Former protesters' demands included the resignation of the school president, Wayne A.I. Frederick, and action on a range of issues, including transparency in college spending, improvements to college housing and facilities, and a review of the school's response to sexual assault.
The turmoil on campus was compounded by the resignation of Howard University College Senate President Richard L. Wright, who said he had "lost the trust, respect and trust of the majority of committed members and activists. of the council. "
In an interview on Monday, Wright said his decision to resign was not related to the protest or the push of some professors who have asked for a vote of distrust in Frederick.
HU Resist has been adamant in meeting its demands before giving up control of "A" building on the northwest campus of the Washington school. Support for the group's action has been widespread among the students, and on Monday 26 faculty members signed a letter of solidarity with the students.
"Important points are raised about administrative and managerial issues that the administration has not adequately addressed," the faculty members wrote. "We applaud your commitment to bring these issues to the fore."
The student acquisition followed the university's disclosure last week that it fired six employees in the wake of an alleged financial aid scam. It was the latest in a series of incidents in the past year that has irritated students, faculty and staff.
Although many have asked for Frederick's resignation, Nadia N. Pinto, president of the school's alumni association, said Frederick should remain in office. In an interview, Pinto expressed support for the students and said that their voices should be heard, but rejected the demand that Frederick resign.
"I have had the opportunity to work with President Frederick and see his work at various levels," said Pinto. "I have not seen any university president relate to students and alumni the way he does, and I admire that about him."
In a letter to Howard's community on Sunday, Pinto noted Frederick's presidency achievements, including four consecutive years of faculty raises, the reaccreditation of Howard's law schools and faculties, education and social work, and hiring women to fill five out of 10 dean positions.
On campus, however, there was little support for the administration.
Alexus Richards, a 20-year-old youth, called the protest a "positive effort."
"This is something we've heard about since I was in freshman year," Richards said. "Like when you hear about embezzlement and things with Howard, we've been hearing about it since we were in freshman year."
Richards has not taken part in the protest because she is an employed student and worries about putting herself in a compromising position. The school's problems go beyond the financial aid scandal, he said, and students on campus feel angry and betrayed.
"It's the whole administration," he said. "It's the fact that Howard, they do not care about students as much as they used to."
Dijon Stokes, a sophomore, said he participated in the early stages of the protest, but that other obligations drew him away.
"If you ask any of the students about financial aid, if you ask the students about their dormitory status, if you ask any of the students about some of the general problems like that, you get a negative answer, I would say , nine times out of 10, "he said.

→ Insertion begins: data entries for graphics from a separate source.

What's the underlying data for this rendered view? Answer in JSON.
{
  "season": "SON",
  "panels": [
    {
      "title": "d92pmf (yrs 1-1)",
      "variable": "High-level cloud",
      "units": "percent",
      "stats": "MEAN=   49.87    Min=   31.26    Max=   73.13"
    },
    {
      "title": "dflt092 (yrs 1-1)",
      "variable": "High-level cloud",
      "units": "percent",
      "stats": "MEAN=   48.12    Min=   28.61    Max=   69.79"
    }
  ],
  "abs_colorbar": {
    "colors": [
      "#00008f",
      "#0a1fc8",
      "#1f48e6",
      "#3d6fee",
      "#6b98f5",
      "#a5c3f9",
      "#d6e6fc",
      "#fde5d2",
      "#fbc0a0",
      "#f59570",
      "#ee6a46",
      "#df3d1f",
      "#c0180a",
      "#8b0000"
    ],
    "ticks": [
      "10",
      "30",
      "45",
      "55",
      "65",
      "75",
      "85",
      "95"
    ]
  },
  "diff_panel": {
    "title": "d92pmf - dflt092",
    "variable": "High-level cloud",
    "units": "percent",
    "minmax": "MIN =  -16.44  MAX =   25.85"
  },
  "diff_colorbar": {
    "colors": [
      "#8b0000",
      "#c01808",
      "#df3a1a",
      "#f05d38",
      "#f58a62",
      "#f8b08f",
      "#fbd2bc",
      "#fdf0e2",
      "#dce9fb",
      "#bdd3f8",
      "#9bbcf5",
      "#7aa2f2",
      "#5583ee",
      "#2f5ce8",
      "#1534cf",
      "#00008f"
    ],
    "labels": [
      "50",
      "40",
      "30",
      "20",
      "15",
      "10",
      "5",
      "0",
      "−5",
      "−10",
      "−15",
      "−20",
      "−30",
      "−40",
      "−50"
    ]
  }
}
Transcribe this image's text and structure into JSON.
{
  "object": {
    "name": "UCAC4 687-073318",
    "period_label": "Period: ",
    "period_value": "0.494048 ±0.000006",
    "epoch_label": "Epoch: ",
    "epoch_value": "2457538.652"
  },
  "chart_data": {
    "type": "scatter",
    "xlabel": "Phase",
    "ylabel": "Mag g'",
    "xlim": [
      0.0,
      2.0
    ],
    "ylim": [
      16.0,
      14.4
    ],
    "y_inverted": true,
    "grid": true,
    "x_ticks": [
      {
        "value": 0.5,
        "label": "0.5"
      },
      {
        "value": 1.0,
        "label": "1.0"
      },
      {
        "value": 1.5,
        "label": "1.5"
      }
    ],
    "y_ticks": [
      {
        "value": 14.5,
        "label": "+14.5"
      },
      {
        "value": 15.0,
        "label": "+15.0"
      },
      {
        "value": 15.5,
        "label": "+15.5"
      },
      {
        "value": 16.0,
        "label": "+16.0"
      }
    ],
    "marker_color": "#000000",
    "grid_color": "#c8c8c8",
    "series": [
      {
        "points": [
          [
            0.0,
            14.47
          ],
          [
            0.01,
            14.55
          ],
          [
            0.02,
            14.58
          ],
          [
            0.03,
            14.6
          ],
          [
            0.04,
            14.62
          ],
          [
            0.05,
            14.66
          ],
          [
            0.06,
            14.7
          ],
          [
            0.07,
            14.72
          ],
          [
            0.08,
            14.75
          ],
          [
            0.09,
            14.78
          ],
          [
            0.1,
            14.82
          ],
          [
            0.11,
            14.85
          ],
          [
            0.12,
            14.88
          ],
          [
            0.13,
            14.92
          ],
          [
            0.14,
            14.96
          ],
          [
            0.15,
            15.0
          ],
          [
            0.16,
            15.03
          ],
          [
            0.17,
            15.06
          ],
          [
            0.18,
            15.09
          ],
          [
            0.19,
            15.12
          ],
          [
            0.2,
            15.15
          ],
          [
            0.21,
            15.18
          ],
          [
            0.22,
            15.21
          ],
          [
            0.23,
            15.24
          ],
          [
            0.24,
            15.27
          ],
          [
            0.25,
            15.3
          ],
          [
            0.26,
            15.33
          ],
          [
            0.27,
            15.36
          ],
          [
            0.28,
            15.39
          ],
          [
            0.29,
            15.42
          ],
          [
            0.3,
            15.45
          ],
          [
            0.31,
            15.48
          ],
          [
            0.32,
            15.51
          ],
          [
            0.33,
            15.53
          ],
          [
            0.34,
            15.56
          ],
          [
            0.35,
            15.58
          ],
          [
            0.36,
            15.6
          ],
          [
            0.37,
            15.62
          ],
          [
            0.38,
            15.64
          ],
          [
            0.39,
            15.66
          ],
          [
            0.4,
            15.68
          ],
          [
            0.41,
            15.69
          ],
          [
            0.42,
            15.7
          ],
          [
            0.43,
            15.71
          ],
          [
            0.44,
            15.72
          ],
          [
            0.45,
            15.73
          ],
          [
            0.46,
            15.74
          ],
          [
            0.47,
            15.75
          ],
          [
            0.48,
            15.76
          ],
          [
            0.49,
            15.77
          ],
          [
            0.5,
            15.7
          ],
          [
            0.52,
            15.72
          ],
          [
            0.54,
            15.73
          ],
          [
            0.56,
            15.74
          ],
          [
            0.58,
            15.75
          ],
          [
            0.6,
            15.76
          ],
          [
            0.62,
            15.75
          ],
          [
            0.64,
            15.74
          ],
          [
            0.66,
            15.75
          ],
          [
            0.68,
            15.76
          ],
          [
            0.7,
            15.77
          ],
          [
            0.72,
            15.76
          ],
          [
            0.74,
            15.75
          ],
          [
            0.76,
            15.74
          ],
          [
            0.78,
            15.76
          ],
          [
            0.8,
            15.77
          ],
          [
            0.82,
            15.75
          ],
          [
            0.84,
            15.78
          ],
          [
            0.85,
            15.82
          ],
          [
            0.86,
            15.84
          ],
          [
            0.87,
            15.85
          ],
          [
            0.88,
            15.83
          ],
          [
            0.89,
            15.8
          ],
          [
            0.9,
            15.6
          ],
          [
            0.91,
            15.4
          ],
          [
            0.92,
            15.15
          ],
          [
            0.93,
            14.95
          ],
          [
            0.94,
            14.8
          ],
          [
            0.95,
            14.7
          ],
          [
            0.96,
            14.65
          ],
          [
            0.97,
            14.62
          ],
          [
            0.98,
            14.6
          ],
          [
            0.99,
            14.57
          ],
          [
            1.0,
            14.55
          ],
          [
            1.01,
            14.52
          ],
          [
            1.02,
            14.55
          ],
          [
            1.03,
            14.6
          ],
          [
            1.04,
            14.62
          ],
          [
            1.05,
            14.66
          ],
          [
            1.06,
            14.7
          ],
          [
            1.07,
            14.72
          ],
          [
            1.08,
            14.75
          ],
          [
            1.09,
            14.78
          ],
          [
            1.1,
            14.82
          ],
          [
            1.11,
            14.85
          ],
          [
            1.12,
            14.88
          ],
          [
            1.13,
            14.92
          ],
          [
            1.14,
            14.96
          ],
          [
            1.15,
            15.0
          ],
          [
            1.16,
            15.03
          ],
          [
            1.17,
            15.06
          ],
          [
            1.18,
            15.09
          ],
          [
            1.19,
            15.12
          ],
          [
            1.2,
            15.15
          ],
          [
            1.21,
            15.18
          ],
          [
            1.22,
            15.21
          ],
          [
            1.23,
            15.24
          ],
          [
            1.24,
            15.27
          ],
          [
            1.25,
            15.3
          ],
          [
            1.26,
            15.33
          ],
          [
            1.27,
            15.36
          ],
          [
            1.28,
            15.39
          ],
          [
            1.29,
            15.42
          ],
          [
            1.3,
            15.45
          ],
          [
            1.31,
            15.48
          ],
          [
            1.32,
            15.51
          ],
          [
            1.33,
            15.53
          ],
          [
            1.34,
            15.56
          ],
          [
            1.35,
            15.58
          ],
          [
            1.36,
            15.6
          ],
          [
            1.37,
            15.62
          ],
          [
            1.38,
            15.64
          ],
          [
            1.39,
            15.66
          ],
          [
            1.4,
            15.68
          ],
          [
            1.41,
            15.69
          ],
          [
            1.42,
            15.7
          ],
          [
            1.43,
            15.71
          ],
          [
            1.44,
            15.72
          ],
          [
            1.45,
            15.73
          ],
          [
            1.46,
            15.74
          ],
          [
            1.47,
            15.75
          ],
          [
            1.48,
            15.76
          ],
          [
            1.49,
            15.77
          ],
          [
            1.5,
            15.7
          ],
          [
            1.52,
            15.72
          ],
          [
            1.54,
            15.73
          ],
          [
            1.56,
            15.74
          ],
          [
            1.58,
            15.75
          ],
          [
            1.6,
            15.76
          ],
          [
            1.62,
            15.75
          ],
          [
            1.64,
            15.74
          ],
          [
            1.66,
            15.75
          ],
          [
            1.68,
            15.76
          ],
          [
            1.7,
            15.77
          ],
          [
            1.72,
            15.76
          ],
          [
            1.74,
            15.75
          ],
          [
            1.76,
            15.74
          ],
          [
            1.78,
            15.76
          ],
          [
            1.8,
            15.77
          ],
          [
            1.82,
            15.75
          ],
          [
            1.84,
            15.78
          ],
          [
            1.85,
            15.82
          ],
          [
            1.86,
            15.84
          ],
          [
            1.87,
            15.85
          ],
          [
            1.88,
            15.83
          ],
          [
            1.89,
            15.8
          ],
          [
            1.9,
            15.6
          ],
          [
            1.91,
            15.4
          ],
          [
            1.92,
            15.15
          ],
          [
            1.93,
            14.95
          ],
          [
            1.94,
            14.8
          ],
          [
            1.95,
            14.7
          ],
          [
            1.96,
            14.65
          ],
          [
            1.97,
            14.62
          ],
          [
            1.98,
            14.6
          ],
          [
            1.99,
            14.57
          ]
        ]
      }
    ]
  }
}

Howard junior, James Harris, 20, said he agreed with some of the demands of HU Resist but not with overthrowing Frederick.
"There are definitely more people involved than just him," Harris said. "He probably did something wrong, but not too bad."
While the protests have attracted national and even international attention on social media and in the news, the classes at Howard have not been interrupted and the employees working at the administration building temporarily moved to other offices, the spokeswoman wrote. from Crystal Brown University in an email. Brown said there are no plans to forcibly evict the students from the building.